About five years ago I thought of something. A saxophonist in Chicago, Ron Kolber, told me that Pepper had sent him copies of most of his leadsheets about three weeks before he passed away. Pepper told him, "Protect them with your life!" and, fortunately, he had. Maybe I should produce a CD of Pepper tunes? That seemed interesting. But one night at the Village Vanguard, it hit me like a thunderbolt: "ALL of them!" I thought. One recording wouldn't be enough. "It's about the legacy," I remembered." I would have to record all of them.
So this is what I've done. I've self-produced, at my own expense so it's done the right way, all 43 compositions by four different small groups. I handpicked the musicians and tunes for each to play. Two CDs, for trio and quartet, are led by the terrific Chicago pianist and arranger Jeremy Kahn, who has done so much to breathe new life into Pepper's music with fascinating introductions and codas. One of his dates features baritone saxophonist Gary Smulyan, widely regarded as today's leading soloist. A third recording, led by Atlanta pianist Kevin Bales, uses the the guitar of Barry Greene as the lead voice in a quartet setting. It's rare in jazz that two top soloists play at this high a level. Bales transcribed several tunes from the original recordings, as did saxophonist Frank Basile, who laboriously transcribed even more of Pepper's early tunes, which he arranged on his date for trio, quartet, quintet, and sextet.

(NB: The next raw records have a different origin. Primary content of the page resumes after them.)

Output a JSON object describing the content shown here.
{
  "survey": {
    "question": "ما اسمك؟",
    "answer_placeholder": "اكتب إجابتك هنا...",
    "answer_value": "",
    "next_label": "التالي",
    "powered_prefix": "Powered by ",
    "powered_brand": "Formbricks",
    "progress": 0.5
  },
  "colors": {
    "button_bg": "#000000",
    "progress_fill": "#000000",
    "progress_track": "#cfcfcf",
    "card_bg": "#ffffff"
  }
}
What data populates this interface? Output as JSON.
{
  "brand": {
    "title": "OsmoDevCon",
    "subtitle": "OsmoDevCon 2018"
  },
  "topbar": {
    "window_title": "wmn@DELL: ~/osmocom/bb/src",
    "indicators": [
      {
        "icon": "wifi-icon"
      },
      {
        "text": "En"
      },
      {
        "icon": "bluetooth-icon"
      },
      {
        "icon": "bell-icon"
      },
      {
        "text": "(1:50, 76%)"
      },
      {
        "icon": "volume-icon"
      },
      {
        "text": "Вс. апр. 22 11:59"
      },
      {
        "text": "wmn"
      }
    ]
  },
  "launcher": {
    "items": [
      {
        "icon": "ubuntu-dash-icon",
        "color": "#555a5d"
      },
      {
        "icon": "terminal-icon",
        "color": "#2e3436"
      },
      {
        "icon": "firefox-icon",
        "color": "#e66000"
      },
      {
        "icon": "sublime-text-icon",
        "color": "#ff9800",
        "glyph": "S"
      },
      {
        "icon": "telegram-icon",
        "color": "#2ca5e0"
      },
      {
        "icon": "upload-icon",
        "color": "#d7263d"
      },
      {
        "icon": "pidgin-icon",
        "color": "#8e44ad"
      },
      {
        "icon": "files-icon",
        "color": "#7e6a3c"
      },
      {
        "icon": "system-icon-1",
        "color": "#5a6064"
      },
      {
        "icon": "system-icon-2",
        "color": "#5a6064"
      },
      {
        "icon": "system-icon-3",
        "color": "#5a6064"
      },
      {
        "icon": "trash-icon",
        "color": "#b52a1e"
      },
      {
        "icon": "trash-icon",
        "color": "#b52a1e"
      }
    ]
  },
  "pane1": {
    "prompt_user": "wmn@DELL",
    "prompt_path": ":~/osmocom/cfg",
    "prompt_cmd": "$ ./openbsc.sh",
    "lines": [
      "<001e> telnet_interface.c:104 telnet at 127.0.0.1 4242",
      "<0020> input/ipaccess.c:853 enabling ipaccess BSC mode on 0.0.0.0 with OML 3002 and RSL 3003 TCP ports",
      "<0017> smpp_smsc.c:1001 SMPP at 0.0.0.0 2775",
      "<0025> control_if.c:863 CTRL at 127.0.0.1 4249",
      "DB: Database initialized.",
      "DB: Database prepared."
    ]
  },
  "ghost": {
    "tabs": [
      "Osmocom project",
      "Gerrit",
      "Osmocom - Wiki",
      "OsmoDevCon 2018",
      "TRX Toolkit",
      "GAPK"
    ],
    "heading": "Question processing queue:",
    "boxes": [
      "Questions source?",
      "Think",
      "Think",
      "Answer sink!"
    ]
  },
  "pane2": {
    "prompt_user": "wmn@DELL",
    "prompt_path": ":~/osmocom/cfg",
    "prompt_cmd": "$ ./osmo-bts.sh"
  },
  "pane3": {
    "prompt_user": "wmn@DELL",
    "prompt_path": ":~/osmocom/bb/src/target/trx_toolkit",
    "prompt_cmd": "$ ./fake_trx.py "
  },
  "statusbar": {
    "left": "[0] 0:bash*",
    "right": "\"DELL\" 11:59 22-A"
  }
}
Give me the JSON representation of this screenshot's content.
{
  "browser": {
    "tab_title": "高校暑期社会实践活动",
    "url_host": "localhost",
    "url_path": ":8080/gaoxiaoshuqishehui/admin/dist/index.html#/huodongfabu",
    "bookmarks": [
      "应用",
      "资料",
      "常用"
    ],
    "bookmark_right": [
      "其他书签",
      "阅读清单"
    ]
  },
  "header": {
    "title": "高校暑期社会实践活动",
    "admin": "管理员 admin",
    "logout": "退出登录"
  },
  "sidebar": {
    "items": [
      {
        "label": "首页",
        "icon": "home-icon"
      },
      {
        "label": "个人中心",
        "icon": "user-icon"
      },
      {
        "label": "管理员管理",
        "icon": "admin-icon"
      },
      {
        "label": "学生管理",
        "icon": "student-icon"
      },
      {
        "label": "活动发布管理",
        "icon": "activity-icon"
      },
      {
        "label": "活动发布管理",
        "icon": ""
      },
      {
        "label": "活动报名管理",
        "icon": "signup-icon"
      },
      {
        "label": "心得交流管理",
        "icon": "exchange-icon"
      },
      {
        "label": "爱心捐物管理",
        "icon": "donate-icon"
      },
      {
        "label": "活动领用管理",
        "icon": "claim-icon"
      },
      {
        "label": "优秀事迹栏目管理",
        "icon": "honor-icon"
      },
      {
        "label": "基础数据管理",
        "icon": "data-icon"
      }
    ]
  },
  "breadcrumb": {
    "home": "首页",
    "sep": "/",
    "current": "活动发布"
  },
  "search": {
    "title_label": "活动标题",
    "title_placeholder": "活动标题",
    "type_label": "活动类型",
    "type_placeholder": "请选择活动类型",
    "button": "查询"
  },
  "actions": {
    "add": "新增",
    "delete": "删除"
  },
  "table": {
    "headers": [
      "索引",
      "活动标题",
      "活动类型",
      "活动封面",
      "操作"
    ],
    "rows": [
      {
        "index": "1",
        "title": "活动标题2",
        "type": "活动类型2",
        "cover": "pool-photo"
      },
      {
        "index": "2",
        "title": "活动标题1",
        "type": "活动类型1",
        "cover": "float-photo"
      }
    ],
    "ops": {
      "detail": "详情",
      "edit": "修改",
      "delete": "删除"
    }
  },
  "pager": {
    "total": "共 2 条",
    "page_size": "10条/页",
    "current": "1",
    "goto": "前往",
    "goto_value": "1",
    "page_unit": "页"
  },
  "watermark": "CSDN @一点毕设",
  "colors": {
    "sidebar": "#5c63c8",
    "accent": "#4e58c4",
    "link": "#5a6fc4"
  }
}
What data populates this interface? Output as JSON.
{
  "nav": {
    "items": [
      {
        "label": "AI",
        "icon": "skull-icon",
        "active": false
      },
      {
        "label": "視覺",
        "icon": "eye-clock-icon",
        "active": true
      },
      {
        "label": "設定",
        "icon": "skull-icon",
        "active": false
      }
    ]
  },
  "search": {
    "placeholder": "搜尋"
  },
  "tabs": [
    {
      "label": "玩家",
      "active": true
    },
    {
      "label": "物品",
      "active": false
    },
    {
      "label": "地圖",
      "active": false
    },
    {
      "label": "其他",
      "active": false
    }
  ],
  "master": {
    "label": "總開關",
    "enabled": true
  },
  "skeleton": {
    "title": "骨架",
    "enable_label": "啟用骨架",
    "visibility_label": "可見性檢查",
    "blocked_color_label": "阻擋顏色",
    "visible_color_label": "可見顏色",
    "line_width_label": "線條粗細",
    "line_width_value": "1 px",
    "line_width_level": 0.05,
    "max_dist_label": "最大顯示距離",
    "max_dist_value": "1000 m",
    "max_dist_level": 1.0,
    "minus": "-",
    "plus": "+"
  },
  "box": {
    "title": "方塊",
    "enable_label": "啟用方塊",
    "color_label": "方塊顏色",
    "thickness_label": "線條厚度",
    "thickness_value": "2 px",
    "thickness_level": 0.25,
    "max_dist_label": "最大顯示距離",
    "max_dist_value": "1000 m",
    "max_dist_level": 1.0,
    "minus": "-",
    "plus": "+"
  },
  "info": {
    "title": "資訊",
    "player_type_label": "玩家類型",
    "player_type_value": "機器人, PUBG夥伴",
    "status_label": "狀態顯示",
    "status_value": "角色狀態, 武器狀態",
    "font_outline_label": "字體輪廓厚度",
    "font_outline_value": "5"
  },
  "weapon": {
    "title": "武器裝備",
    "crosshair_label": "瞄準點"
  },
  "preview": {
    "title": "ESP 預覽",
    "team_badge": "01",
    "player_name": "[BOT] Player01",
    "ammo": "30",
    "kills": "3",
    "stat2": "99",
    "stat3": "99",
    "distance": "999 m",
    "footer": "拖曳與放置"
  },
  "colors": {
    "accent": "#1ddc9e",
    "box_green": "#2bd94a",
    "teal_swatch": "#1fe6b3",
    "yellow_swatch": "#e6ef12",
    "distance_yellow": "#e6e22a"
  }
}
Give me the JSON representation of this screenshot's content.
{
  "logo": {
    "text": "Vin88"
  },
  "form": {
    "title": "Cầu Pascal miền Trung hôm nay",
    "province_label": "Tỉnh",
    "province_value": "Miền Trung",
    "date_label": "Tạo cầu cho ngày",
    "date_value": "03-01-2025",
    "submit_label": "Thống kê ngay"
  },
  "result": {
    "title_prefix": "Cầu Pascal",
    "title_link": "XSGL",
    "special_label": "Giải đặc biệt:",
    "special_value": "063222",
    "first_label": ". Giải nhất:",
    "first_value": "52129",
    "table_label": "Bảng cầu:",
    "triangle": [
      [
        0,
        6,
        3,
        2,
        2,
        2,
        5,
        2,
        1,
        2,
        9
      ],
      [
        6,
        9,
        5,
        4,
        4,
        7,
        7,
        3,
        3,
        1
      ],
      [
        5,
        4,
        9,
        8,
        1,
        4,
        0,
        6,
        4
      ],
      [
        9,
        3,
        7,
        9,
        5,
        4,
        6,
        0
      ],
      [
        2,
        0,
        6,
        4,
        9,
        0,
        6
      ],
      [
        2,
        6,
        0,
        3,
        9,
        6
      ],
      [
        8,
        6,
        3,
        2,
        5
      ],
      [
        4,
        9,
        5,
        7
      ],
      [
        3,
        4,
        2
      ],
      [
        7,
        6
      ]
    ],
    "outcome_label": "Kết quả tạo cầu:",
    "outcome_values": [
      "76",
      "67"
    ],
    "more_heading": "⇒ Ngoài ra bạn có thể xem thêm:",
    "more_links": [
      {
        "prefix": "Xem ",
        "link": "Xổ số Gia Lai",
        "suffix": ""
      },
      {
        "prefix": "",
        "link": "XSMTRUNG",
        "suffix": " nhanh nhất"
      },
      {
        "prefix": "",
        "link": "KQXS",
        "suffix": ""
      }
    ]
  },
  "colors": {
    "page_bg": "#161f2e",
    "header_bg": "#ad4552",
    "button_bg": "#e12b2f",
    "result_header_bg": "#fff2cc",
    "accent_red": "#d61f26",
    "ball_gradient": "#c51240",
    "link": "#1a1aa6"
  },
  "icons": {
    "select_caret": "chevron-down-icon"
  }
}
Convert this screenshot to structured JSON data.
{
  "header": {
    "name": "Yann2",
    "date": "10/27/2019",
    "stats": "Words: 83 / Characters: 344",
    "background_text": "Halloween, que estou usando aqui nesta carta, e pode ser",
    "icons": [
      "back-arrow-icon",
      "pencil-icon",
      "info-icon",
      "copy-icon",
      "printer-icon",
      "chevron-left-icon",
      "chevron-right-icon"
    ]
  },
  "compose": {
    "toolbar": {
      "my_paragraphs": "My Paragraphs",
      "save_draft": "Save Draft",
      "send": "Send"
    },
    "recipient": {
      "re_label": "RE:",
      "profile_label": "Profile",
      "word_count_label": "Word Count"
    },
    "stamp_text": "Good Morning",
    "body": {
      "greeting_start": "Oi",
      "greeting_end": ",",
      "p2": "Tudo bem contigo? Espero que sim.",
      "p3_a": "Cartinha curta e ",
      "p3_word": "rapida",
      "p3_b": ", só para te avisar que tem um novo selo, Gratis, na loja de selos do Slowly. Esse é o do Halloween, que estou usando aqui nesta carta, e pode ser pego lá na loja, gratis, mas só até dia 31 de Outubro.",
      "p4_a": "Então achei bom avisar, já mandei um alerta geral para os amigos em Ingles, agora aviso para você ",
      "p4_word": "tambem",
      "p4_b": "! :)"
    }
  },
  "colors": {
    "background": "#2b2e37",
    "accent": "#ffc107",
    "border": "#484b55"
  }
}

On his date is bassist Dennis Irwin, who would pass away about a half a year later.
What we have here is the complete body of work by a gifted and original jazz composer. Four terrific recordings as played by musicians exceedingly passionate about the music. What a joy this has been for me! And for the musicians too, since many of them played with Adams when they were young and impressionable.
Pepper Adams died at 55, much too young, and with so much music still inside him that we'll never know. What we can know is his great body of work that he left for us to discover. In his last few years of life, a new generation of musicians--some of whom are on these recordings--were hired by Adams for club dates. They knew in their bones that his book of music was innovative. As Mendelssohn did for Bach so many centuries ago, I'm trying to tell the world, with these musicians as my vehicle, about this extraordinary collection of tunes that has for far too long been completely overlooked. I think it's time for Pepper's star to ascend. Thanks for your help!